Discussion: PPIs hold strong evidence for efficacy which has led to their unfortunate overuse. It is important that providers balance risks and benefits of long-term PPIs. Despite the long list of potential adverse effects associated with PPI therapy, the quality of evidence for most of those risks has been consistently low because of studies’ conflicting results. While PPIs are effective, there are other therapies available to manage GI conditions. Inadomi et al found that 33% of patients with uncomplicated GERD on PPI therapy were able to successfully transition to an H2 antagonist while another 16% were transitioned off acid suppression completely. In patients who fail or cannot be transitioned, providers should periodically re-evaluate patients on long-term PPIs to ensure patients are on the lowest dose sufficient to manage symptoms.
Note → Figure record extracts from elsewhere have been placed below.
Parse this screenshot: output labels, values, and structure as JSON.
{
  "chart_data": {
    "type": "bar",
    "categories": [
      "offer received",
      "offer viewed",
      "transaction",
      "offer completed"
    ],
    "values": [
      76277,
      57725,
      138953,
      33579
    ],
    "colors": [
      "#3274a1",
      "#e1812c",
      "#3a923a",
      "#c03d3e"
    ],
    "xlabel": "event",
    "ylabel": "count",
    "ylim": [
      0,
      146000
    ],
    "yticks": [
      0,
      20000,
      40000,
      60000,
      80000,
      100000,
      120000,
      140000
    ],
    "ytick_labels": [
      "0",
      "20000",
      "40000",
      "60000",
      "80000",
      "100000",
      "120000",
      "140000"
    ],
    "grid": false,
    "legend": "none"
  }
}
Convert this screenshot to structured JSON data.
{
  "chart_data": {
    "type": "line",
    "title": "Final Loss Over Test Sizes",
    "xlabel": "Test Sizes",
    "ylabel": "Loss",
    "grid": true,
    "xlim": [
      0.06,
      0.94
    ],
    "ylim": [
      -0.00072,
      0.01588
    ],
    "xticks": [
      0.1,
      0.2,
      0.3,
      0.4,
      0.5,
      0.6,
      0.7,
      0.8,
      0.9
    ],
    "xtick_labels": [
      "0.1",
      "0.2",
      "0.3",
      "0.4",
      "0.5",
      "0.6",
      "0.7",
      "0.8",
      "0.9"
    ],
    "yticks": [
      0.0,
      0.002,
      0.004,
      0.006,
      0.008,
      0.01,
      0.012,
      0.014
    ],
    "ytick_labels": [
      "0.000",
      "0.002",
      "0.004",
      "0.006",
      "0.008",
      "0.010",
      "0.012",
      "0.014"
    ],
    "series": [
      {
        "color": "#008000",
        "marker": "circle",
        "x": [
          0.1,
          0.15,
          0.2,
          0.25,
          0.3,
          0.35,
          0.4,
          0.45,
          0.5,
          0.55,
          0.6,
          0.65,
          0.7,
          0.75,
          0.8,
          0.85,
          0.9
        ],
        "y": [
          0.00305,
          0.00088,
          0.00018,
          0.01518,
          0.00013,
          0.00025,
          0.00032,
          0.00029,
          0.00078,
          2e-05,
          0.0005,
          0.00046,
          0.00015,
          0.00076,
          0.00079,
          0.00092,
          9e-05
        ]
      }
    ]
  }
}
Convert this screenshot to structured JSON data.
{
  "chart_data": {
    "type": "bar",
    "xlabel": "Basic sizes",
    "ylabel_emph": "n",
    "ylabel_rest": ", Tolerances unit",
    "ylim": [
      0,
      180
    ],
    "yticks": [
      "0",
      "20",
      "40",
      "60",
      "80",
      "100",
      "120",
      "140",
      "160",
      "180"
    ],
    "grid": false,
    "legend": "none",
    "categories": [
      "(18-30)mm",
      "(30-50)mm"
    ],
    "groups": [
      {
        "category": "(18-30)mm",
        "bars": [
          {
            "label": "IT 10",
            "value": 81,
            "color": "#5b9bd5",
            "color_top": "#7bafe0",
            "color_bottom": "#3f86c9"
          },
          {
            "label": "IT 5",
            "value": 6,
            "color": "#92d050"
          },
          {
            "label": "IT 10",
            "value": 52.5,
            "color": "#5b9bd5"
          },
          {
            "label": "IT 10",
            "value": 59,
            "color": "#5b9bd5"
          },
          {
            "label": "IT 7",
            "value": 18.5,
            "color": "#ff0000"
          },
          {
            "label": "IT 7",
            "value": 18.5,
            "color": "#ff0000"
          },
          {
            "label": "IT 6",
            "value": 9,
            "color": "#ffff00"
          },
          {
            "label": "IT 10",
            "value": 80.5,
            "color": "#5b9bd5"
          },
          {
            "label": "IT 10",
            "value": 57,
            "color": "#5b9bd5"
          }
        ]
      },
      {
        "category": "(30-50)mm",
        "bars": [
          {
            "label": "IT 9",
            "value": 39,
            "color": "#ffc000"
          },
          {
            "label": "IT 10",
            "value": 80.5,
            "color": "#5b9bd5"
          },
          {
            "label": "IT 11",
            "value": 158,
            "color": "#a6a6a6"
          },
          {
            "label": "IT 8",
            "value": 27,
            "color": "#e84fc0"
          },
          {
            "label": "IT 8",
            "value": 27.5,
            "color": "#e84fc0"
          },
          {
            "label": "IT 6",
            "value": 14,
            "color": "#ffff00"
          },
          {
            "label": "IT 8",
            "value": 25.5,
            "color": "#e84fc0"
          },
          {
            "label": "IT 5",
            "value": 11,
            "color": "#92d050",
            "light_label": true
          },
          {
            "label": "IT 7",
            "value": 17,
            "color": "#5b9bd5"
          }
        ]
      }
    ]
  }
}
Clinical Impact: When PPIs are appropriately prescribed, their benefits are likely to outweigh their risks. However, combating inappropriate long term use of PPIs is crucial. For example, PPIs used in the hospital to prevent stress ulcers should be stopped upon discharge. Additionally, H2 antagonists or antacids may be suggested to manage acid reflux symptoms instead of jumping to a PPI. If long-term treatment is necessary, consider benefits of continuous, intermittent or on-demand therapy. Lastly, if the decision is made to stop PPI therapy, suggest a taper over a few weeks to prevent acid rebound. First, reduce the dose (if not at the minimum dose per day). Then, extend the dosing interval to every other day and possibly every third day.

References:

  1. Freedberg DE, Kim LS, Yang YX. The risks and benefits of long-term use of proton pump inhibitors: expert review and best practice advice from the American Gastroenterological Association. Gastroenterology. 2017;152(4):706-715. doi: 10.1053/j.gastro.2017.01.031.

  2. Scarpignato C, Gatta L, Zullo A,et al. Effective and safe proton pump inhibitor therapy in acid-related diseases - a position paper addressing benefits and potential harms of acid suppression. BMC Med 2016;14:179. doi: 10.1186/s12916-016-0718-z.

  3. Khan M, Santana J, Donnellan C, Preston C, Moayyedi P. Medical treatments in the short term management of reflux oesophagitis. Cochrane Database Syst Rev. 2007;2. doi: 10.1002/14651858.CD003244.pub2.

  4. Ray WA, Chung CP, Murray KT, et al. Association of proton pump inhibitors with reduced risk of warfarin-related serious upper gastrointestinal bleeding. Gastroenterology. 2016;151(6):1105-1112.e10. doi: 10.1053/j.gastro.2016.08.054.

  5. Inadomi JM, Jamal R, Murata GH, et al. Step-down management of gastroesophageal reflux disease. Gastroenterology. 2001;121:1095–1100. doi: 10.1053/gast.2001.28649.